There are several papers on the internet on this topic -
BGAs can be successfully desoldered/resoldered by reasonably competent assembly shops, but there is always some risk involved, dependent on the pitch and ball size of the devices, the quality of the PCB fabrication, soldermask material, aperture, pads and via sizes&locations, copper weight, etc.
Visual indpection and X-ray of the assembly can catch the more blatant/obvious ones, especially near the outer edge, but is otherwise pretty limited.

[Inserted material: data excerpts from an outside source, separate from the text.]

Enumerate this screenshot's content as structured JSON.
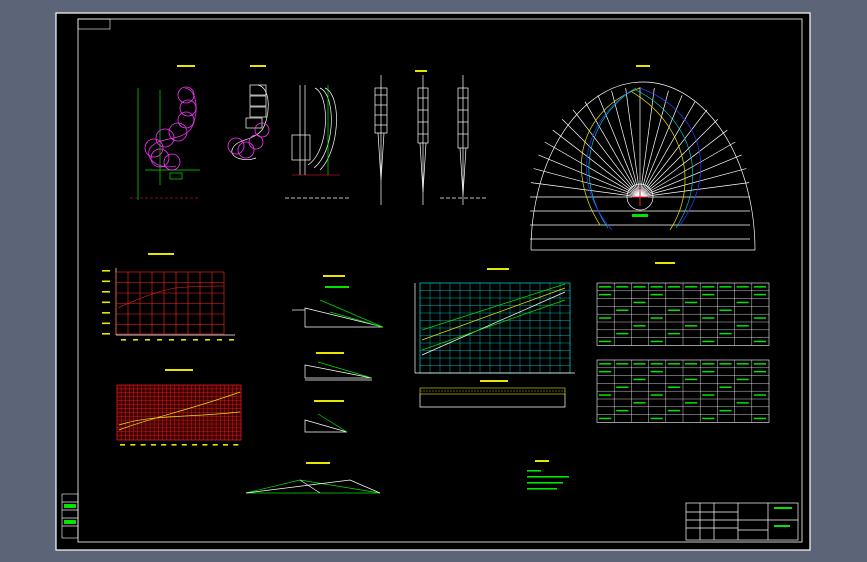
{
  "colors": {
    "background": "#5b6577",
    "sheet": "#000000",
    "frame": "#ffffff",
    "line_green": "#00e400",
    "line_white": "#ffffff",
    "line_yellow": "#e6e600",
    "line_cyan": "#00e0e0",
    "line_magenta": "#ff33ff",
    "line_red": "#ff2020",
    "line_blue": "#2a3cff"
  },
  "icons": {
    "north_mark": "crosshair-icon"
  }
}
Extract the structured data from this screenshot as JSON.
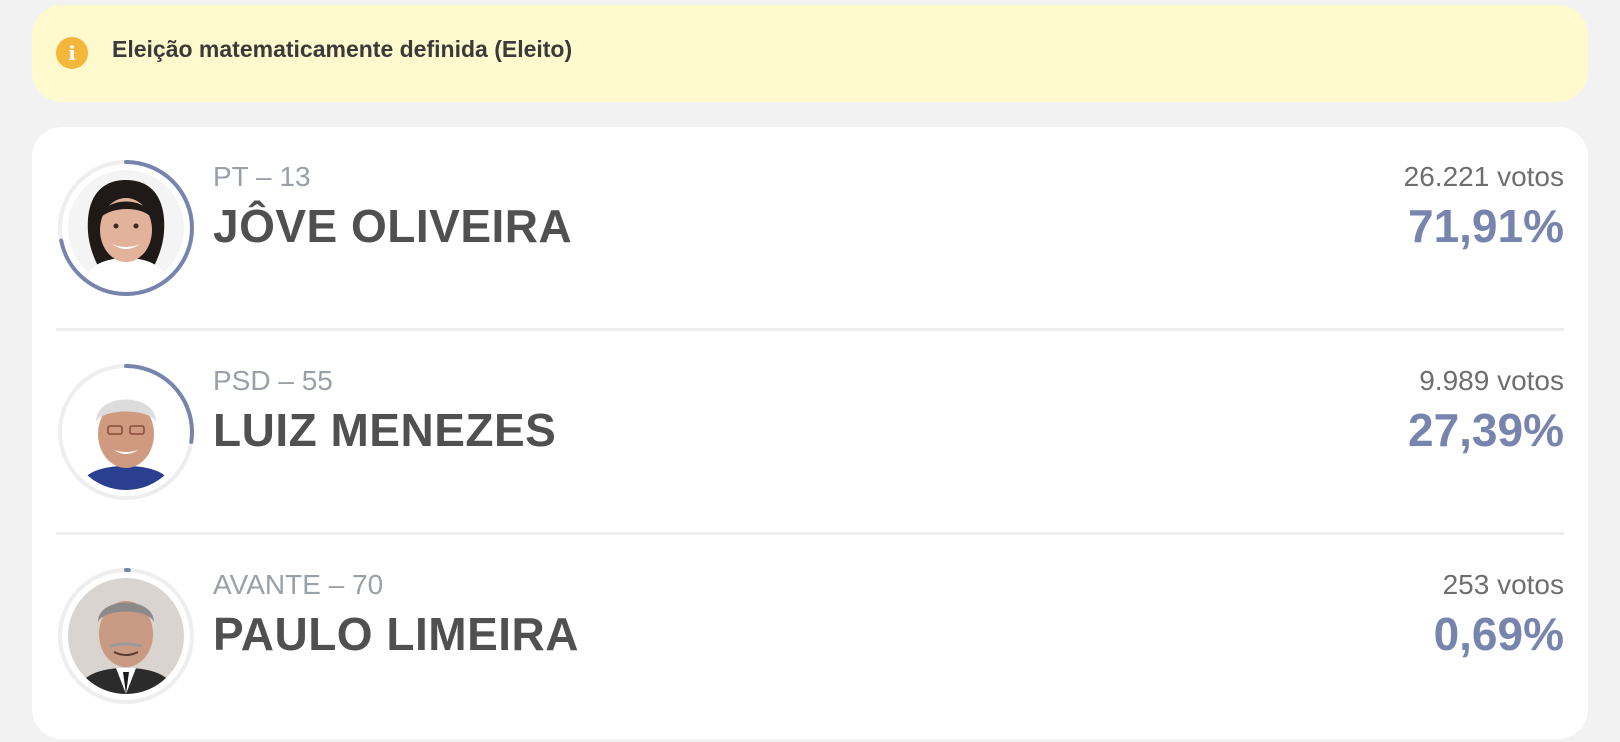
{
  "banner": {
    "icon": "info-icon",
    "text": "Eleição matematicamente definida (Eleito)",
    "background": "#fefacd",
    "icon_color": "#f5b63c"
  },
  "colors": {
    "accent": "#7784ad",
    "ring_track": "#eeeeee",
    "name": "#505050",
    "party": "#9aa0a8"
  },
  "candidates": [
    {
      "party": "PT – 13",
      "name": "JÔVE OLIVEIRA",
      "votes": "26.221 votos",
      "percent": "71,91%",
      "share": 0.7191
    },
    {
      "party": "PSD – 55",
      "name": "LUIZ MENEZES",
      "votes": "9.989 votos",
      "percent": "27,39%",
      "share": 0.2739
    },
    {
      "party": "AVANTE – 70",
      "name": "PAULO LIMEIRA",
      "votes": "253 votos",
      "percent": "0,69%",
      "share": 0.0069
    }
  ]
}
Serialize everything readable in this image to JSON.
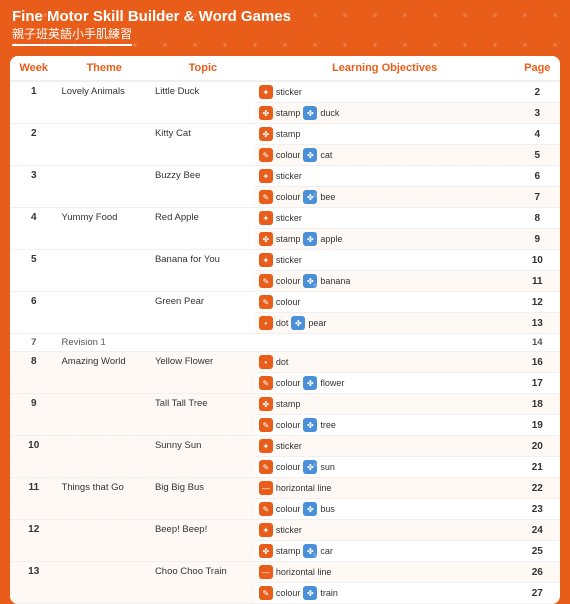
{
  "header": {
    "title": "Fine Motor Skill Builder & Word Games",
    "subtitle": "親子班英語小手肌練習"
  },
  "columns": {
    "week": "Week",
    "theme": "Theme",
    "topic": "Topic",
    "objectives": "Learning Objectives",
    "page": "Page"
  },
  "rows": [
    {
      "week": "1",
      "theme": "Lovely Animals",
      "topic": "Little Duck",
      "objectives": [
        [
          "sticker",
          ""
        ],
        [
          "stamp",
          "duck"
        ]
      ],
      "pages": [
        "2",
        "3"
      ]
    },
    {
      "week": "2",
      "theme": "",
      "topic": "Kitty Cat",
      "objectives": [
        [
          "stamp",
          ""
        ],
        [
          "colour",
          "cat"
        ]
      ],
      "pages": [
        "4",
        "5"
      ]
    },
    {
      "week": "3",
      "theme": "",
      "topic": "Buzzy Bee",
      "objectives": [
        [
          "sticker",
          ""
        ],
        [
          "colour",
          "bee"
        ]
      ],
      "pages": [
        "6",
        "7"
      ]
    },
    {
      "week": "4",
      "theme": "Yummy Food",
      "topic": "Red Apple",
      "objectives": [
        [
          "sticker",
          ""
        ],
        [
          "stamp",
          "apple"
        ]
      ],
      "pages": [
        "8",
        "9"
      ]
    },
    {
      "week": "5",
      "theme": "",
      "topic": "Banana for You",
      "objectives": [
        [
          "sticker",
          ""
        ],
        [
          "colour",
          "banana"
        ]
      ],
      "pages": [
        "10",
        "11"
      ]
    },
    {
      "week": "6",
      "theme": "",
      "topic": "Green Pear",
      "objectives": [
        [
          "colour",
          ""
        ],
        [
          "dot",
          "pear"
        ]
      ],
      "pages": [
        "12",
        "13"
      ]
    },
    {
      "week": "7",
      "theme": "Revision 1",
      "topic": "",
      "objectives": [],
      "pages": [
        "14",
        ""
      ]
    },
    {
      "week": "8",
      "theme": "Amazing World",
      "topic": "Yellow Flower",
      "objectives": [
        [
          "dot",
          ""
        ],
        [
          "colour",
          "flower"
        ]
      ],
      "pages": [
        "16",
        "17"
      ]
    },
    {
      "week": "9",
      "theme": "",
      "topic": "Tall Tall Tree",
      "objectives": [
        [
          "stamp",
          ""
        ],
        [
          "colour",
          "tree"
        ]
      ],
      "pages": [
        "18",
        "19"
      ]
    },
    {
      "week": "10",
      "theme": "",
      "topic": "Sunny Sun",
      "objectives": [
        [
          "sticker",
          ""
        ],
        [
          "colour",
          "sun"
        ]
      ],
      "pages": [
        "20",
        "21"
      ]
    },
    {
      "week": "11",
      "theme": "Things that Go",
      "topic": "Big Big Bus",
      "objectives": [
        [
          "horizontal line",
          ""
        ],
        [
          "colour",
          "bus"
        ]
      ],
      "pages": [
        "22",
        "23"
      ]
    },
    {
      "week": "12",
      "theme": "",
      "topic": "Beep! Beep!",
      "objectives": [
        [
          "sticker",
          ""
        ],
        [
          "stamp",
          "car"
        ]
      ],
      "pages": [
        "24",
        "25"
      ]
    },
    {
      "week": "13",
      "theme": "",
      "topic": "Choo Choo Train",
      "objectives": [
        [
          "horizontal line",
          ""
        ],
        [
          "colour",
          "train"
        ]
      ],
      "pages": [
        "26",
        "27"
      ]
    }
  ]
}
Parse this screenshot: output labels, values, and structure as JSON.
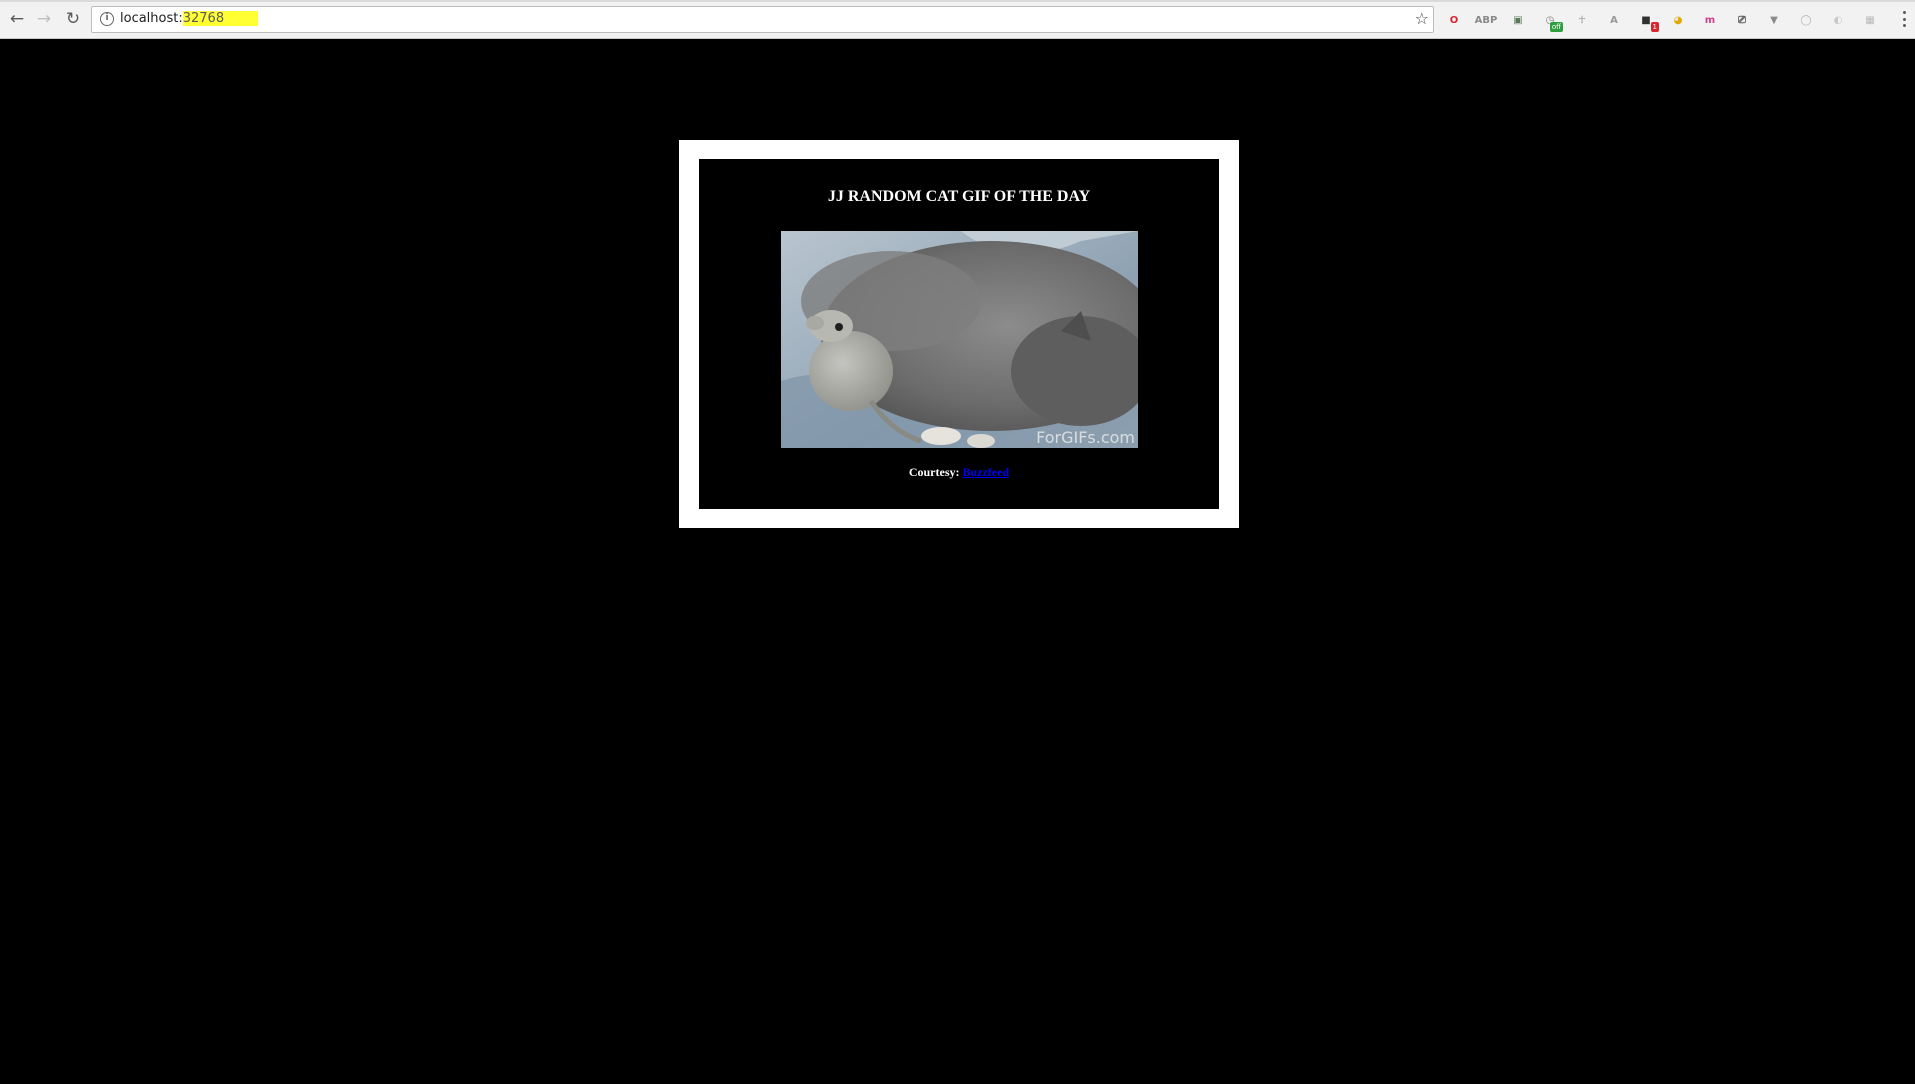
{
  "browser": {
    "url_host": "localhost:",
    "url_port": "32768",
    "extensions": [
      {
        "icon": "opera-icon",
        "glyph": "O",
        "color": "#d9262e"
      },
      {
        "icon": "adblock-plus-icon",
        "glyph": "ABP",
        "color": "#8a8a8a"
      },
      {
        "icon": "screen-capture-icon",
        "glyph": "▣",
        "color": "#5a7a5a"
      },
      {
        "icon": "clock-icon",
        "glyph": "◷",
        "color": "#7a7a7a",
        "badge": "off"
      },
      {
        "icon": "ankh-icon",
        "glyph": "☥",
        "color": "#9a9a9a"
      },
      {
        "icon": "angular-icon",
        "glyph": "A",
        "color": "#9a9a9a"
      },
      {
        "icon": "notification-icon",
        "glyph": "■",
        "color": "#303030",
        "badge": "1"
      },
      {
        "icon": "pacman-icon",
        "glyph": "◕",
        "color": "#e0a800"
      },
      {
        "icon": "m-icon",
        "glyph": "m",
        "color": "#d63d8c"
      },
      {
        "icon": "cast-icon",
        "glyph": "⎚",
        "color": "#5a5a5a"
      },
      {
        "icon": "vue-icon",
        "glyph": "▼",
        "color": "#8a8a8a"
      },
      {
        "icon": "circle-icon",
        "glyph": "◯",
        "color": "#b0b0b0"
      },
      {
        "icon": "moon-icon",
        "glyph": "◐",
        "color": "#c8c8c8"
      },
      {
        "icon": "grid-icon",
        "glyph": "▦",
        "color": "#b8b8b8"
      }
    ]
  },
  "page": {
    "title": "JJ RANDOM CAT GIF OF THE DAY",
    "gif_watermark": "ForGIFs.com",
    "courtesy_label": "Courtesy: ",
    "courtesy_link": "Buzzfeed"
  }
}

It seems a number of designers are incorporating some BIST (Built In Self Test) techniques to help address the issue/detect inferior joints (or potentially detect failed joints in the system after it has deployed). In the simpler case, it involves adding some capacitors tied to I/O pins on the device at strategic port locations and measuring the ability to charge/discharge the capacitor through external probe tips contacting various I/O test pads on the PCB, but it may not require any FPGA code additions to test in the unpowered state in production. In a more complex version, some BIST FPGA code is dedicated to check for high or low logic levels on I/O pins when a self test mode is initiated, and it may use the external, added capacitors or resistors as the test loads. I don't think that either of these cases can guarantee 100% identification rate, though, but certainly it makes sense to design in some minimal level of BIST capability as components complexity and number of connections grows higher.